Hot swapping event generationA hot swapping event is a notification sent from the kernel space to the user space, indicating that the system configuration has changed. This event is generated no matter whether the kobject is created or deleted. Hot swapping events can cause/sbin/hotplug calls, which respond to events by loading drivers, creating device nodes, attaching partitions, or other correct actions.

The actual control of hot swapping events is implemented through a set of methods stored in the structure of kset_uevent_ops (struct kset_hotplug_ops * hotplug_ops introduced in ldd3; it has been replaced by the kset_uevent_ops struct in 2.6.22.2:

struct kset_uevent_ops {int (*filter)(struct kset *kset, struct kobject *kobj);const char *(*name)(struct kset *kset, struct kobject *kobj);int (*uevent)(struct kset *kset, struct kobject *kobj, char **envp,int num_envp, char *buffer, int buffer_size);};

You can find the pointer to the kset_uevent_ops structure in the uevent_ops Member of the kset structure. If the specified kset is not included in the kobject, the kernel searches in the layered structure through the parent pointer until a kobject containing the kset is found. Then, the kset hot swapping operation is used. The three methods in the kset_uevent_ops structure have the following functions:

(1) The filter function allows the kset code to determine whether to pass the event to the user space. If the filter returns 0, no event is generated. Taking the disk filter function as an example, it only allows kobject to generate disk and partition events.

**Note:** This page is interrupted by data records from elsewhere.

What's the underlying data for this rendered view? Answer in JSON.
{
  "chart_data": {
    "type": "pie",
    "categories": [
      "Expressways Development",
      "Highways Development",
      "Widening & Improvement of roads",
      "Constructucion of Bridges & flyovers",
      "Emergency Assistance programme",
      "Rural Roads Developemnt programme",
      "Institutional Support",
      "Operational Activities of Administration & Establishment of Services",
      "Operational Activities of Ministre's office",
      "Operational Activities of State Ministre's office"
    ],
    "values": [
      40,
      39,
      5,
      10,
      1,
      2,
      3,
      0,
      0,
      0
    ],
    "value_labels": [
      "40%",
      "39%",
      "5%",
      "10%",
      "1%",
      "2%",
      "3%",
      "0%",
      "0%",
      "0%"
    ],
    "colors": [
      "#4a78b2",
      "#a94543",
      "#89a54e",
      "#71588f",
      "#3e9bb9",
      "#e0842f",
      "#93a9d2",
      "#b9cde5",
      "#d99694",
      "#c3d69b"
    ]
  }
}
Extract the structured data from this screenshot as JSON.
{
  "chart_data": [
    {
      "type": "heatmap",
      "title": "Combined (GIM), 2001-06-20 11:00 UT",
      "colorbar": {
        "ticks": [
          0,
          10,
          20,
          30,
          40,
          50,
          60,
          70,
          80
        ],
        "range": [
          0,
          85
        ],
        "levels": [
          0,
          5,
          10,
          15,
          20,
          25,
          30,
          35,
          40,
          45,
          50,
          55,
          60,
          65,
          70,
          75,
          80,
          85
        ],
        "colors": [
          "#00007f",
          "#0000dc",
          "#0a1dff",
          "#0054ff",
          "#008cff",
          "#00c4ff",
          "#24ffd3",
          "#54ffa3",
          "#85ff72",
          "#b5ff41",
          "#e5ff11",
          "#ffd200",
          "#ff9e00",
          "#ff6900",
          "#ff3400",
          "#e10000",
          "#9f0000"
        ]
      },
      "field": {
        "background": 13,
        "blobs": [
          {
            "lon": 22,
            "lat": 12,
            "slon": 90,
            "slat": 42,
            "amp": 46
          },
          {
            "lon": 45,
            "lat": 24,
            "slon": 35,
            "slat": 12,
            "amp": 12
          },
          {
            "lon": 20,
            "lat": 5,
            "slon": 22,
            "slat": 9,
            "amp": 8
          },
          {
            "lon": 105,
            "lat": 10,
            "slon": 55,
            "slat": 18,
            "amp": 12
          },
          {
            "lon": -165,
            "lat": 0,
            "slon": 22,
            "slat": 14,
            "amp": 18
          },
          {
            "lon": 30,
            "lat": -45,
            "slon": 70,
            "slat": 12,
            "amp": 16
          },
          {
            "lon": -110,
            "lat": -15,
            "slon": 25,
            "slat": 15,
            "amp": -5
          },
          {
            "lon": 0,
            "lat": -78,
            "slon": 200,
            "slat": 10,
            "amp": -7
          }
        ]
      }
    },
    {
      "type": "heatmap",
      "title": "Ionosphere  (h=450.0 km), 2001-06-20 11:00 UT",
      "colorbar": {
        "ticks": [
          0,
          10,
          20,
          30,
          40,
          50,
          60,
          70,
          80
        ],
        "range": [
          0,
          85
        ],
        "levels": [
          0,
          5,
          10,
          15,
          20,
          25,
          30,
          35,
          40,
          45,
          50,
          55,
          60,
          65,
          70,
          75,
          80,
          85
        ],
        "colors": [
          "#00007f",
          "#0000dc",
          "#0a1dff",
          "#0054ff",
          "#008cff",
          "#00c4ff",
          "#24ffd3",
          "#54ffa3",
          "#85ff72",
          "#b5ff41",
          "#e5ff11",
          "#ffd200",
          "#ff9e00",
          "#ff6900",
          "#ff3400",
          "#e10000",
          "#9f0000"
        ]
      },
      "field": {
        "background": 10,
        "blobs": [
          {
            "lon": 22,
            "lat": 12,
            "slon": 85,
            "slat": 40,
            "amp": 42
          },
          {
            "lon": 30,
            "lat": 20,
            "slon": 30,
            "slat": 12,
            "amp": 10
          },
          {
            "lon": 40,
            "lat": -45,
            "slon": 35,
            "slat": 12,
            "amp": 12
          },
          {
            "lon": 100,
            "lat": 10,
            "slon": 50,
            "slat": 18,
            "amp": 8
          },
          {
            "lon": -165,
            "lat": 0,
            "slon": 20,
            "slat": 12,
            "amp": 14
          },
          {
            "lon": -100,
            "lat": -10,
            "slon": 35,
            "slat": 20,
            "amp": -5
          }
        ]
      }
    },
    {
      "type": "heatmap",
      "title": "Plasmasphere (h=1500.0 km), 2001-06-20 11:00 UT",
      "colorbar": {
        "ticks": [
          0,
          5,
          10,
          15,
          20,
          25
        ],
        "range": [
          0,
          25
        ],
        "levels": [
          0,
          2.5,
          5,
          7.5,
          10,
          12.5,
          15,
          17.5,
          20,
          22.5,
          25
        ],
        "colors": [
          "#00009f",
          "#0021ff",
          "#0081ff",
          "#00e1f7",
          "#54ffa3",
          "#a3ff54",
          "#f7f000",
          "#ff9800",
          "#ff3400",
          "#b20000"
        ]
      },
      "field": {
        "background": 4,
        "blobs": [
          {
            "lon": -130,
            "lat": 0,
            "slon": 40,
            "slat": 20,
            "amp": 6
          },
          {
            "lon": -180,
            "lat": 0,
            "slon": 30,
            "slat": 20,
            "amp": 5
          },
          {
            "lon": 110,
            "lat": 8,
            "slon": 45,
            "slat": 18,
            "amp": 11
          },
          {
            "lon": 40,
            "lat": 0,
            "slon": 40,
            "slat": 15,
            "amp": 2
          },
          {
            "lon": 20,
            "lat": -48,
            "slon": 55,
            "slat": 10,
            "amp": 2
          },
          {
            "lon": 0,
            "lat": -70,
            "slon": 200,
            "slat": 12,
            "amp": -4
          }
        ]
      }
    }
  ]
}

The source code is as follows:

static int block_hotplug_filter(struct kset *kset, struct kobject *kobj){struct kobj_type *ktype = get_ktype(kobj);return ((ktype == &ktype_block) || (ktype == &ktype_part));}

(2) When a user space hot swapping program is called, the sub-system name will be passed to it as a unique parameter. The name function is responsible for returning suitable strings to the hot swapping program in the user space. (3) Any other parameters obtained by the hot swapping script are passed through environment variables. The uevent function adds parameters to environment variables before calling the hot swapping script. Function prototype:

INT (* uevent) (struct kset * kset, struct kobject * kobj,/* target object for event generation */Char ** envp, /* an array that stores definitions of other environment variables (usually in name = value format) */INT num_envp,/* number of variables contained in the environment variable array (array size) */char * buffer, int buffer_size/* pointer and number of characters (size) of the buffer into which the environment variables are encoded * // * if you need to add any environment variables to envp, you must add a null entry after the last entry to let the kernel know the end of the array */);/* the return value should be 0, if a non-zero value is returned, the hot swapping event will be terminated */

Hot swapping events are usually generated by the logic at the bus driver layer. The above is an overview of the underlying principles of the Linux device model. For details, refer to the kernel source code and ulk3.